Każdego roku w okresie wiosennym dochodzi do pożarów spowodowanych wypalaniem traw i nieużytków rolnych. Proceder ten nie tylko w znacznym stopniu niszczy przyrodę, ale jest również bardzo niebezpieczny m.in. z uwagi na brak kontroli nad błyskawicznie rozprzestrzeniającym się żywiołem. Ryzyko natomiast jest ogromne. Wzniecony pożar zagraża ludziom i ich dobytkowi, płoną lasy i giną zwierzęta. Konsekwencje w postaci grzywny to najłagodniejsza kara, jaka może spotkać osoby wypalające trawy – czytamy na stronie Komendy Głównej Policji. – Ryzyko, jakie niesie ze sobą wypalanie traw jest ogromne. Ogień jest żywiołem i nigdy nie możemy mieć pewności, że będziemy w stanie go opanować. Chwila nieuwagi, silniejszy podmuch wiatru czy ukształtowanie terenu mogą spowodować znacznie większy pożar. Wówczas ewentualne konsekwencje są naprawdę poważne – czytamy dalej.

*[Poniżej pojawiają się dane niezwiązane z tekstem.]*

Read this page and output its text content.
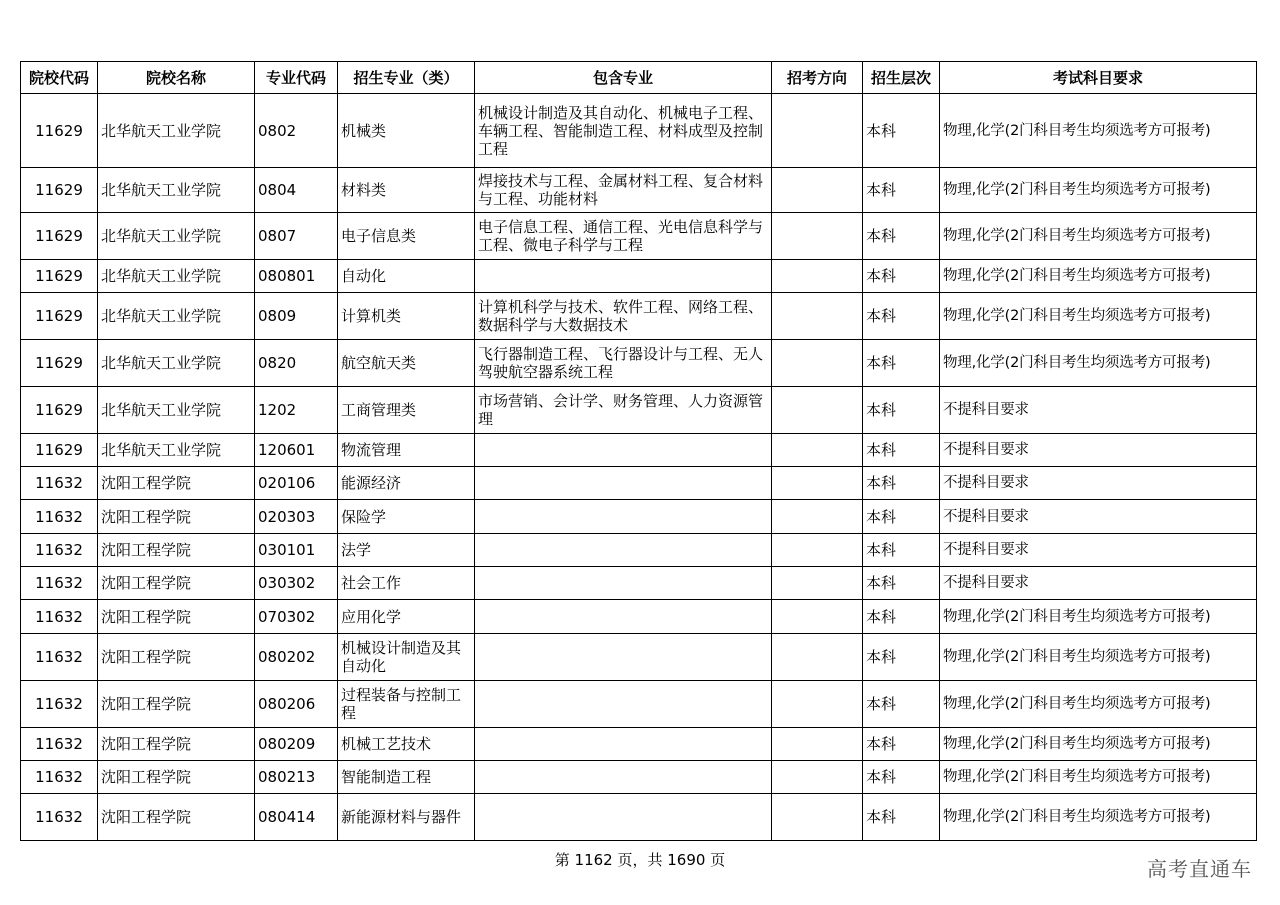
院校代码	院校名称	专业代码	招生专业（类）	包含专业	招考方向	招生层次	考试科目要求
11629	北华航天工业学院	0802	机械类	机械设计制造及其自动化、机械电子工程、车辆工程、智能制造工程、材料成型及控制工程		本科	物理,化学(2门科目考生均须选考方可报考)
11629	北华航天工业学院	0804	材料类	焊接技术与工程、金属材料工程、复合材料与工程、功能材料		本科	物理,化学(2门科目考生均须选考方可报考)
11629	北华航天工业学院	0807	电子信息类	电子信息工程、通信工程、光电信息科学与工程、微电子科学与工程		本科	物理,化学(2门科目考生均须选考方可报考)
11629	北华航天工业学院	080801	自动化			本科	物理,化学(2门科目考生均须选考方可报考)
11629	北华航天工业学院	0809	计算机类	计算机科学与技术、软件工程、网络工程、数据科学与大数据技术		本科	物理,化学(2门科目考生均须选考方可报考)
11629	北华航天工业学院	0820	航空航天类	飞行器制造工程、飞行器设计与工程、无人驾驶航空器系统工程		本科	物理,化学(2门科目考生均须选考方可报考)
11629	北华航天工业学院	1202	工商管理类	市场营销、会计学、财务管理、人力资源管理		本科	不提科目要求
11629	北华航天工业学院	120601	物流管理			本科	不提科目要求
11632	沈阳工程学院	020106	能源经济			本科	不提科目要求
11632	沈阳工程学院	020303	保险学			本科	不提科目要求
11632	沈阳工程学院	030101	法学			本科	不提科目要求
11632	沈阳工程学院	030302	社会工作			本科	不提科目要求
11632	沈阳工程学院	070302	应用化学			本科	物理,化学(2门科目考生均须选考方可报考)
11632	沈阳工程学院	080202	机械设计制造及其自动化			本科	物理,化学(2门科目考生均须选考方可报考)
11632	沈阳工程学院	080206	过程装备与控制工程			本科	物理,化学(2门科目考生均须选考方可报考)
11632	沈阳工程学院	080209	机械工艺技术			本科	物理,化学(2门科目考生均须选考方可报考)
11632	沈阳工程学院	080213	智能制造工程			本科	物理,化学(2门科目考生均须选考方可报考)
11632	沈阳工程学院	080414	新能源材料与器件			本科	物理,化学(2门科目考生均须选考方可报考)
第 1162 页，共 1690 页	高考直通车
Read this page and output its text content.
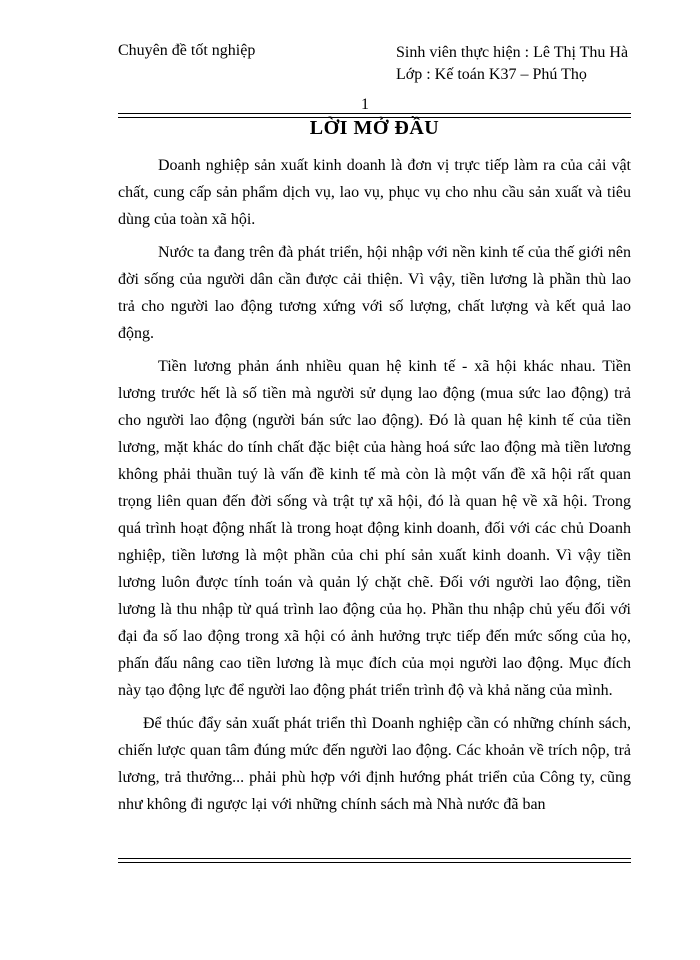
Chuyên đề tốt nghiệp	Sinh viên thực hiện : Lê Thị Thu Hà
Lớp : Kế toán K37 – Phú Thọ
1
LỜI MỞ ĐẦU

Doanh nghiệp sản xuất kinh doanh là đơn vị trực tiếp làm ra của cải vật chất, cung cấp sản phẩm dịch vụ, lao vụ, phục vụ cho nhu cầu sản xuất và tiêu dùng của toàn xã hội.

Nước ta đang trên đà phát triển, hội nhập với nền kinh tế của thế giới nên đời sống của người dân cần được cải thiện. Vì vậy, tiền lương là phần thù lao trả cho người lao động tương xứng với số lượng, chất lượng và kết quả lao động.

Tiền lương phản ánh nhiều quan hệ kinh tế - xã hội khác nhau. Tiền lương trước hết là số tiền mà người sử dụng lao động (mua sức lao động) trả cho người lao động (người bán sức lao động). Đó là quan hệ kinh tế của tiền lương, mặt khác do tính chất đặc biệt của hàng hoá sức lao động mà tiền lương không phải thuần tuý là vấn đề kinh tế mà còn là một vấn đề xã hội rất quan trọng liên quan đến đời sống và trật tự xã hội, đó là quan hệ về xã hội. Trong quá trình hoạt động nhất là trong hoạt động kinh doanh, đối với các chủ Doanh nghiệp, tiền lương là một phần của chi phí sản xuất kinh doanh. Vì vậy tiền lương luôn được tính toán và quản lý chặt chẽ. Đối với người lao động, tiền lương là thu nhập từ quá trình lao động của họ. Phần thu nhập chủ yếu đối với đại đa số lao động trong xã hội có ảnh hưởng trực tiếp đến mức sống của họ, phấn đấu nâng cao tiền lương là mục đích của mọi người lao động. Mục đích này tạo động lực để người lao động phát triển trình độ và khả năng của mình.

Để thúc đẩy sản xuất phát triển thì Doanh nghiệp cần có những chính sách, chiến lược quan tâm đúng mức đến người lao động. Các khoản về trích nộp, trả lương, trả thưởng... phải phù hợp với định hướng phát triển của Công ty, cũng như không đi ngược lại với những chính sách mà Nhà nước đã ban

WYPALANIE TRAW JEST NAPRAWDĘ NIEBEZPIECZNE, A TAKŻE NIEDOZWOLONE!

Określa to m.in. ustawa z dnia 16 kwietnia 2004 r. o ochronie przyrody (tj. Dz. U. z 2018 r. poz.1614, z późn. zm.), art. 124. „Zabrania się wypalania łąk, pastwisk, nieużytków, rowów, pasów przydrożnych, szlaków kolejowych oraz trzcinowisk i szuwarów”. Art. 131 pkt 12: „Kto…wypala łąki, pastwiska, nieużytki, rowy, pasy przydrożne, szlaki kolejowe, trzcinowiska lub szuwary… – podlega karze aresztu albo grzywny”. Art. 30 ust. 3 pkt. 1 – 3 ustawy z dnia 28 września 1991 r. o lasach (t. j. Dz. U. z 2005 r. nr 45, poz. 435 ze zmianami): „w lasach oraz na terenach śródleśnych, jak również w odległości do 100 m od granicy lasu, zabrania się działań i czynności mogących wywołać niebezpieczeństwo, a w szczególności:

  • rozniecenia poza miejscami wyznaczonymi do tego celu przez właściciela lasu lub nadleśniczego,
  • korzystania z otwartego płomienia,
  • wypalania wierzchniej warstwy gleby i pozostałości roślinnych.”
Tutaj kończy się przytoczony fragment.